Q-par Angus Ltd., a microwave development and research company based in Leominster, UK, is offering a new capability for the analysis and design of anisotropic meta-materials. Based on a formulation by Rikte, the improved method provides a well-conditioned scheme for the analysis of multi-layer structures with general bi-anisotropy containing Frequency Selective Surfaces (FSS).

The method provides a determination of reflection and transmission of plane waves through a medium consisting of multiple layers of bi-anisotropic materials and FSS (modeled as anisotropic impedance surfaces). The materials may feature arbitrary losses and dispersion. When used in conjunction with additional software, e.g. from Computer Simulation Technology (CST), Q-par now offers a design route to: (a) determine what combination of anisotropic materials are needed for a particular task and (b) how to synthesize such material.

Current applications include: the design of high power polarization converters over large bandwidths and large ranges of angles of incidence, the design of wide bandwidth, large angular range radar absorbent materials and the analysis of non-reciprocal layered materials comprising, for example, magnetically biased ferrites.

Dr.
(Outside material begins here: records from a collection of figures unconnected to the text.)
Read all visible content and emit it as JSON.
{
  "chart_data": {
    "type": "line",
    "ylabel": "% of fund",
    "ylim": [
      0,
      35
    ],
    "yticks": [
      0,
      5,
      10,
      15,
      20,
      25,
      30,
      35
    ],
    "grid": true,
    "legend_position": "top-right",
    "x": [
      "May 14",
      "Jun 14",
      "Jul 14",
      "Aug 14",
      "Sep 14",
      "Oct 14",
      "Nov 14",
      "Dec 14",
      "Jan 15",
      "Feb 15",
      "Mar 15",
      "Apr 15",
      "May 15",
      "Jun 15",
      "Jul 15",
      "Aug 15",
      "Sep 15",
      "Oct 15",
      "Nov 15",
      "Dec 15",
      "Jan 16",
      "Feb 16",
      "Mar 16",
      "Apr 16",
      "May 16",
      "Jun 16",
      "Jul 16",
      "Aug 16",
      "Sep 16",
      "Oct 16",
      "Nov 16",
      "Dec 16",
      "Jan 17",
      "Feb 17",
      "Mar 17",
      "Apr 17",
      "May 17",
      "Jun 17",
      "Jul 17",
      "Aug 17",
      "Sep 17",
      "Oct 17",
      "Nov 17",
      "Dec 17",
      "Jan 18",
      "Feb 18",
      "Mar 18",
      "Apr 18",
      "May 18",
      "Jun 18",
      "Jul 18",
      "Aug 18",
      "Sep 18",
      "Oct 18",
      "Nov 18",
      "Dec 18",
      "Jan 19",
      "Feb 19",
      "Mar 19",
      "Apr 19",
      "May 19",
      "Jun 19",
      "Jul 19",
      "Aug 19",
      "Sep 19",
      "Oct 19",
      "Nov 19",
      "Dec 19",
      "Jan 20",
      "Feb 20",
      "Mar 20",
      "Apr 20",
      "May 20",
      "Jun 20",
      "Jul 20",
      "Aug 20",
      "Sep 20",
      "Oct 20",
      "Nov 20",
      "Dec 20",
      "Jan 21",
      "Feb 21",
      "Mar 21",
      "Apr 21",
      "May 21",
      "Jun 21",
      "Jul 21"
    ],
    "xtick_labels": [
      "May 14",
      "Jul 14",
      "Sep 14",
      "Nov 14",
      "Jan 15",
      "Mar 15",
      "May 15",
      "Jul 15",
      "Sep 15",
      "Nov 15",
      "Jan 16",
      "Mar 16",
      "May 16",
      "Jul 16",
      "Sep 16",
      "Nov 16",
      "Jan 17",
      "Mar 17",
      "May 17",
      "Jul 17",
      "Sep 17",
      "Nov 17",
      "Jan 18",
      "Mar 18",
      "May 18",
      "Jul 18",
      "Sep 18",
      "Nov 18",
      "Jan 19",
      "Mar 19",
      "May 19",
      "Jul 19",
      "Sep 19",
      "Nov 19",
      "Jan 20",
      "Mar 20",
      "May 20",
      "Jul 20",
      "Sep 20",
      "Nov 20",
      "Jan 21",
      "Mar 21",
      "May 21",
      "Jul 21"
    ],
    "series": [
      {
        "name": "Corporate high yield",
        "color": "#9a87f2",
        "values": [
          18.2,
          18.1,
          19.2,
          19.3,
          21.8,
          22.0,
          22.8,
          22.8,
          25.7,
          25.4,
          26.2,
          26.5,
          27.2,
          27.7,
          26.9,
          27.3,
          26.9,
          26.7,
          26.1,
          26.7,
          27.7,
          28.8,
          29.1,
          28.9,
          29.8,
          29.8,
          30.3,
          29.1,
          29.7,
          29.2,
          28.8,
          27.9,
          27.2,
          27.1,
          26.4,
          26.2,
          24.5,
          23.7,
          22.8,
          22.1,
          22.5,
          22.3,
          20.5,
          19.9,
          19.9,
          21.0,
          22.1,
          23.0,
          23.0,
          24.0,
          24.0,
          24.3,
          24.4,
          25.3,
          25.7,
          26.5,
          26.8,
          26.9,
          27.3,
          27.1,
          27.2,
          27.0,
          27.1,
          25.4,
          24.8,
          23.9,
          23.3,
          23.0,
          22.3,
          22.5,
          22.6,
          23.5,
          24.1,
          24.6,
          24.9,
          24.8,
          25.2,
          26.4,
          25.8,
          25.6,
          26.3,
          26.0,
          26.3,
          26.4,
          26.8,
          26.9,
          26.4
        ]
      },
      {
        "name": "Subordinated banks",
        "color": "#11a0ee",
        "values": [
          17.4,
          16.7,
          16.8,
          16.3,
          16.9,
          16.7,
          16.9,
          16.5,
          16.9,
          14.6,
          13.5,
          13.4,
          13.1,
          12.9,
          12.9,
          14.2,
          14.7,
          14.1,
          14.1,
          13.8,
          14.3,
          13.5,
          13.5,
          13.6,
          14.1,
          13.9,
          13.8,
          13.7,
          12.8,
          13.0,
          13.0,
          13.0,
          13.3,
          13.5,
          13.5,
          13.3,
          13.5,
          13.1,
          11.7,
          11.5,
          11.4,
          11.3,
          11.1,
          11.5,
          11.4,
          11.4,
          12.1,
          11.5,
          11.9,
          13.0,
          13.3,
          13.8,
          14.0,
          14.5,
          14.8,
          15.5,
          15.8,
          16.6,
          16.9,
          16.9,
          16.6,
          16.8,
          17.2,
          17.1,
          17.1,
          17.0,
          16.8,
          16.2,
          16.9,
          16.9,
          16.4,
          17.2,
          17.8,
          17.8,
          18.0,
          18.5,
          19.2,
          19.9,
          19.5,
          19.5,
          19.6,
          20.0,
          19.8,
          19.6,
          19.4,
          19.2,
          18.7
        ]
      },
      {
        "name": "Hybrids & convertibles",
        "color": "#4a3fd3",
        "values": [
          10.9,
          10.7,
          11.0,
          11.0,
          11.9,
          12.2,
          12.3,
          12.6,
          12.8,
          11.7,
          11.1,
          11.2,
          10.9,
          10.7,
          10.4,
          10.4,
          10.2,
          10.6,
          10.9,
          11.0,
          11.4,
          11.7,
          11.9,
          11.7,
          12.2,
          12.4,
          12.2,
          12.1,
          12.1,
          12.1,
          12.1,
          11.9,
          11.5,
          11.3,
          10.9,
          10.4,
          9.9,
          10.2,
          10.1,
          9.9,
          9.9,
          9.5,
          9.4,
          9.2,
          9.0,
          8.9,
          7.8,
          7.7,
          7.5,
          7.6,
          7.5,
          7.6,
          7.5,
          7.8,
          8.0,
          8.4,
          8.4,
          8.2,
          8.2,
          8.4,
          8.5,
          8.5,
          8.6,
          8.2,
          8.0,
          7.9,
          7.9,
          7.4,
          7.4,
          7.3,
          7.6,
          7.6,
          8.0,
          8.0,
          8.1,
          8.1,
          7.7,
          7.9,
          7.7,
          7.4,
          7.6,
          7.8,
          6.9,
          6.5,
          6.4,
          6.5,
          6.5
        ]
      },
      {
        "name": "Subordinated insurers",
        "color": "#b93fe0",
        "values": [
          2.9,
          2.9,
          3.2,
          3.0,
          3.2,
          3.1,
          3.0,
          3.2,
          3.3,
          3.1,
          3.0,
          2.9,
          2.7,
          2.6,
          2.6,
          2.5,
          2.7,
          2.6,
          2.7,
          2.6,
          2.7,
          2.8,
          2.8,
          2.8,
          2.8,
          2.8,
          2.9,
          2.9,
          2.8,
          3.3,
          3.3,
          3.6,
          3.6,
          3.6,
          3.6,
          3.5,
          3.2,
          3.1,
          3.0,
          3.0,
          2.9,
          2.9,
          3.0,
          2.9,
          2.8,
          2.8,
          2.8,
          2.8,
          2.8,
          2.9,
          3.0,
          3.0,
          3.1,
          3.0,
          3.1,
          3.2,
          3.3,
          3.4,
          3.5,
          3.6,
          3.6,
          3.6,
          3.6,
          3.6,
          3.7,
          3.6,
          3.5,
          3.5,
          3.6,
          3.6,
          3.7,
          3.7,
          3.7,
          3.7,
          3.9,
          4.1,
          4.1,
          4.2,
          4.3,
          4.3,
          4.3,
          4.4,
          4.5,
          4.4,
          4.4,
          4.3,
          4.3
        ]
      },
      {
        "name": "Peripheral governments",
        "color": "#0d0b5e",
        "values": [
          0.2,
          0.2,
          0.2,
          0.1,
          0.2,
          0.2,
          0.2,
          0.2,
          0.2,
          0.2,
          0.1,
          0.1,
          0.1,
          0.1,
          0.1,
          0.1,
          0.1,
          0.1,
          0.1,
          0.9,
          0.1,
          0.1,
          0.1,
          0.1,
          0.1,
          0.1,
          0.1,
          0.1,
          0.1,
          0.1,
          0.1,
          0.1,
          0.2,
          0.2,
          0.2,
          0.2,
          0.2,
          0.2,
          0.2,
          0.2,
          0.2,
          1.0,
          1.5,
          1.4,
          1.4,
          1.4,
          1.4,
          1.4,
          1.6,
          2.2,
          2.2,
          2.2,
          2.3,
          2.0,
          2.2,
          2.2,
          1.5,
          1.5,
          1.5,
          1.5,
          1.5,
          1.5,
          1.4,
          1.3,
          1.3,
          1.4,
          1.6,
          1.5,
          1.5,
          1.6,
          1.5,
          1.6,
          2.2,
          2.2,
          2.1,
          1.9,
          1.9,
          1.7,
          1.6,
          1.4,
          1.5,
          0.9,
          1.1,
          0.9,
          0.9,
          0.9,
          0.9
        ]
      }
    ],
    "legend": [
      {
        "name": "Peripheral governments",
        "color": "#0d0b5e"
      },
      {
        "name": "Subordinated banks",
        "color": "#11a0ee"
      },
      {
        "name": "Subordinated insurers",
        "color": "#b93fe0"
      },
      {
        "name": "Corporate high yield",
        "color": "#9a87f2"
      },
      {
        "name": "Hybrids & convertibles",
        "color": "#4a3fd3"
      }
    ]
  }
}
Andrew Mackay, Q-par's Principle Scientist said, “Our bi-anisotropic analysis method makes a novel use of the Singular Value Decomposition algorithm and permits a stable and accurate analysis in the presence of high losses and/or mode-reducing structures such as polarizing grids. The method can safely be embedded within an optimizer for designing high performance devices."

He continued, “Our technical report, which is free to download from our website, provides all the necessary formulation details to permit an electrical engineer to write their own software. Alternatively, Q-par also accepts design work using this software and as a result is well placed to analyze structures or devices where it is believed anisotropic materials could provide significant performance advantages. The application of meta-materials to RF design is a rapidly growing area and Q-par believes its software provides a novel and timely addition to the tools currently available.”